I beat myself up over this so much. You have no idea -- I felt like I was letting the climate movement down, on top of all the collaborators and everyone else who needed me to keep functioning. I felt like such a failure, empty pages staring at me while my inbox spilled over.
My near-death experience definitely brought life and work into perspective, in ways that are still with me today. And I'll talk about those lessons one day, too. But I still felt like I was quiet about the things that I wanted to be loud about, because I couldn't find the words.

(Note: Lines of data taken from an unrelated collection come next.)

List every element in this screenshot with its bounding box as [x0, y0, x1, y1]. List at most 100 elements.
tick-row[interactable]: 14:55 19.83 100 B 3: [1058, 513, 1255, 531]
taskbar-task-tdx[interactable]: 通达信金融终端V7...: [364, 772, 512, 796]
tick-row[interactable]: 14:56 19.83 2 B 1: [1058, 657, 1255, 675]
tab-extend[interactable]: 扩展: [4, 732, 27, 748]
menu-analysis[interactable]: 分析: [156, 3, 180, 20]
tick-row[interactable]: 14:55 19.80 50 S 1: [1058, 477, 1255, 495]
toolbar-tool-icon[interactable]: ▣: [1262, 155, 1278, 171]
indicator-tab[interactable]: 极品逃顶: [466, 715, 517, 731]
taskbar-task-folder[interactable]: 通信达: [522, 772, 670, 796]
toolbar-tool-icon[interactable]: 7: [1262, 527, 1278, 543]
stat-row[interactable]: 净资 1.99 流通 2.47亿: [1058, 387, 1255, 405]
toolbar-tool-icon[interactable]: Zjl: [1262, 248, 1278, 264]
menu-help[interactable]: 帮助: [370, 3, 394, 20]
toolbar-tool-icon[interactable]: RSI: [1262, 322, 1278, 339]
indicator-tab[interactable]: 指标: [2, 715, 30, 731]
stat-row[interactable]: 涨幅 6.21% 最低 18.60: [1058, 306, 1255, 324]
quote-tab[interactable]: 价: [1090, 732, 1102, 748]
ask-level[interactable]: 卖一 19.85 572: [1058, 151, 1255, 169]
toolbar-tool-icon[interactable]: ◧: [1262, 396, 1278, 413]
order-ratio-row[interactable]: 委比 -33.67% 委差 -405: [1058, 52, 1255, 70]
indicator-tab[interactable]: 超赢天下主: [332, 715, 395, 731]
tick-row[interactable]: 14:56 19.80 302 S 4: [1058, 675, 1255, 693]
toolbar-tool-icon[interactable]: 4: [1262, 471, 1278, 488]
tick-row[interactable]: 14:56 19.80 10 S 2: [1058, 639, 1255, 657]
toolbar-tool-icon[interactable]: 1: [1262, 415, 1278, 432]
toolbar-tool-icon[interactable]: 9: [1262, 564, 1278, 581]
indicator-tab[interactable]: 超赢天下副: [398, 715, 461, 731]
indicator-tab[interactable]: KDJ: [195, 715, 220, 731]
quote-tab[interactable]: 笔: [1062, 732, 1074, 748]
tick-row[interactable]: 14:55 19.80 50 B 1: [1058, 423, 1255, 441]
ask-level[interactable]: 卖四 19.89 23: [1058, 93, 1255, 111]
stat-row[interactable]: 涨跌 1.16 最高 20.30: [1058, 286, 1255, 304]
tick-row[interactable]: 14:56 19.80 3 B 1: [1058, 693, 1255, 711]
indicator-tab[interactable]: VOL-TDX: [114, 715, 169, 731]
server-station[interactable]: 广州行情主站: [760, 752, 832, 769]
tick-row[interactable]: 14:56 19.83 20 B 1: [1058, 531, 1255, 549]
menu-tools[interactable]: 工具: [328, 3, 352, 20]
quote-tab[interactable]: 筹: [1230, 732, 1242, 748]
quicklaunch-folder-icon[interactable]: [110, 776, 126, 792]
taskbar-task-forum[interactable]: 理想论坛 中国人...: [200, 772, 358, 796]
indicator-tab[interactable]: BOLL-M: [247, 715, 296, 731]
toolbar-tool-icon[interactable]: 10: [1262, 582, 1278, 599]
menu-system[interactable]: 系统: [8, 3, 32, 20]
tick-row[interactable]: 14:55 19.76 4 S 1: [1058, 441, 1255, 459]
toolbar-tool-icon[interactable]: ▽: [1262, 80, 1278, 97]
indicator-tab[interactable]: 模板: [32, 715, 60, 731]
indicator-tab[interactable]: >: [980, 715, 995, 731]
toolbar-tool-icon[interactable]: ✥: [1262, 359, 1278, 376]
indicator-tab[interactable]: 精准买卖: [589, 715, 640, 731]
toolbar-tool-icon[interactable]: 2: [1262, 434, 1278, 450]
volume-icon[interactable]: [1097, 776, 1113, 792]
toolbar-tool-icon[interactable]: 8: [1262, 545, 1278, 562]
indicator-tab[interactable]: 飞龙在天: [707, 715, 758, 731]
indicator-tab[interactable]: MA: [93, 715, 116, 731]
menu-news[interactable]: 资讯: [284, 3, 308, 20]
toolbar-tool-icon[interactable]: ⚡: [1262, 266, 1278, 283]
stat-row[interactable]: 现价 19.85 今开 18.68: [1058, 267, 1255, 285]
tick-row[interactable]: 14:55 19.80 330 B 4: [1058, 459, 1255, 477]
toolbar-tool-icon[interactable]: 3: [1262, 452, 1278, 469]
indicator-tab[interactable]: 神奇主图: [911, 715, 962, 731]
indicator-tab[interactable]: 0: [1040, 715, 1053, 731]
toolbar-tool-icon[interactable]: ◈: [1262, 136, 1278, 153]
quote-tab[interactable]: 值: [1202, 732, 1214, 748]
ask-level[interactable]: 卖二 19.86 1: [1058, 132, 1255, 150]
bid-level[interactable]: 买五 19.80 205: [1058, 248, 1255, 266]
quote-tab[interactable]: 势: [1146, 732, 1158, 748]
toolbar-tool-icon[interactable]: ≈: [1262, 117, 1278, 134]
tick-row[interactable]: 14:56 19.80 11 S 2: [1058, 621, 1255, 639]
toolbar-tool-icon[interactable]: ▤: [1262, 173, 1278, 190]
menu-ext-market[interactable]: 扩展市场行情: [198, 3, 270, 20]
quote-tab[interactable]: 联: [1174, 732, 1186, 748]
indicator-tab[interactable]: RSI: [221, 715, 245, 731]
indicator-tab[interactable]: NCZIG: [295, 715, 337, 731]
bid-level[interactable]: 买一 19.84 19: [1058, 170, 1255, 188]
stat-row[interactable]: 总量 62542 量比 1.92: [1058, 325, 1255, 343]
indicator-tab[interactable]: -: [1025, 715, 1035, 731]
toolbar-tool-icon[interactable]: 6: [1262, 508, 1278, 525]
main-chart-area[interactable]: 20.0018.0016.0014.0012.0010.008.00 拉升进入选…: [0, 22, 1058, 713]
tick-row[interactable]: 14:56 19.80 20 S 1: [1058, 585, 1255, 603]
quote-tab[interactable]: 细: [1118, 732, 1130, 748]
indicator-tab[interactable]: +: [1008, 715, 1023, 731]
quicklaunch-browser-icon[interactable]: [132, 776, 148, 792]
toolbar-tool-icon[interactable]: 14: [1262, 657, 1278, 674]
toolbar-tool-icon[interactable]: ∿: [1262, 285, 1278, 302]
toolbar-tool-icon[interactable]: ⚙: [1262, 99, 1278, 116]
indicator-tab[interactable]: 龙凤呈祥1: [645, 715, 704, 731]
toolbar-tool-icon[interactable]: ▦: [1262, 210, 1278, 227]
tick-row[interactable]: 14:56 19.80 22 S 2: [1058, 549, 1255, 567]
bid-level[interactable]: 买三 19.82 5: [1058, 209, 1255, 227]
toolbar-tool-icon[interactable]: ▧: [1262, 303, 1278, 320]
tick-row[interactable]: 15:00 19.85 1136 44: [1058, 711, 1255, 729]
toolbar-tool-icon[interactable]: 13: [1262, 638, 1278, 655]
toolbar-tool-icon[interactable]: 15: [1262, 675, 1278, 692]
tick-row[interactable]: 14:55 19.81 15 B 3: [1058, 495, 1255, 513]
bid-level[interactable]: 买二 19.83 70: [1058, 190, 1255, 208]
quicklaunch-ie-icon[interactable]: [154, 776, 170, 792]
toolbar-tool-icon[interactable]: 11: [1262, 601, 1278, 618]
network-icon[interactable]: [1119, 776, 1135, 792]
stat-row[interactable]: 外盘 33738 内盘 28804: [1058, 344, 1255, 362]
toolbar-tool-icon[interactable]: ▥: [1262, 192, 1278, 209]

In retrospect, it's easy to say, don't be silly, of course you should take breaks and recharge, it's a marathon not a sprint -- better still, it's a relay, or a tag team match, and you can pass the baton/tag out and rest, etc. But in the moment? I felt like I had lost my joy.
I thought I'd never, ever find that spark again -- the ideas, the words, and the energy to express them in a voice that didn't stumble over itself and crack from misuse.
It's taken time. But it's coming back.
It's taken time. But it's coming back.
What's helped? Giving myself space to grieve, to name out loud what I went through. Finally breaking down in the ways I couldn't in that awful year. Therapy. Learning the difference between self-care and avoidance. Listening, reading, moving my body, and sitting with my thoughts.
All of this takes time. You have to get out of survival mode to a safe place where the processing can happen. Be prepared for the grief and pain to hit you months or even years after the trauma. That's your body protecting you until you're ready to do the work.
I've come to think of grief and healing as work -- and it's exhausting. You can't accelerate this process anymore than you can speed up healing a broken bone, though you CAN slow it down. Time may feel like a luxury, but there are no short-cuts here. The only way out is through.
Something someone said when my mother died that has stuck with me most: may you have a good and successful grieving. It so perfectly fits this strange process of healing.
We're here beside you as you engage on this terrible, necessary work. The work will wait. We need you whole.
We're here beside you as you engage on this terrible, necessary work. The work will wait. We need you whole.
(*The other work will wait. The stuff you're upset at not being able to do right now because you're doing the other important work of healing.)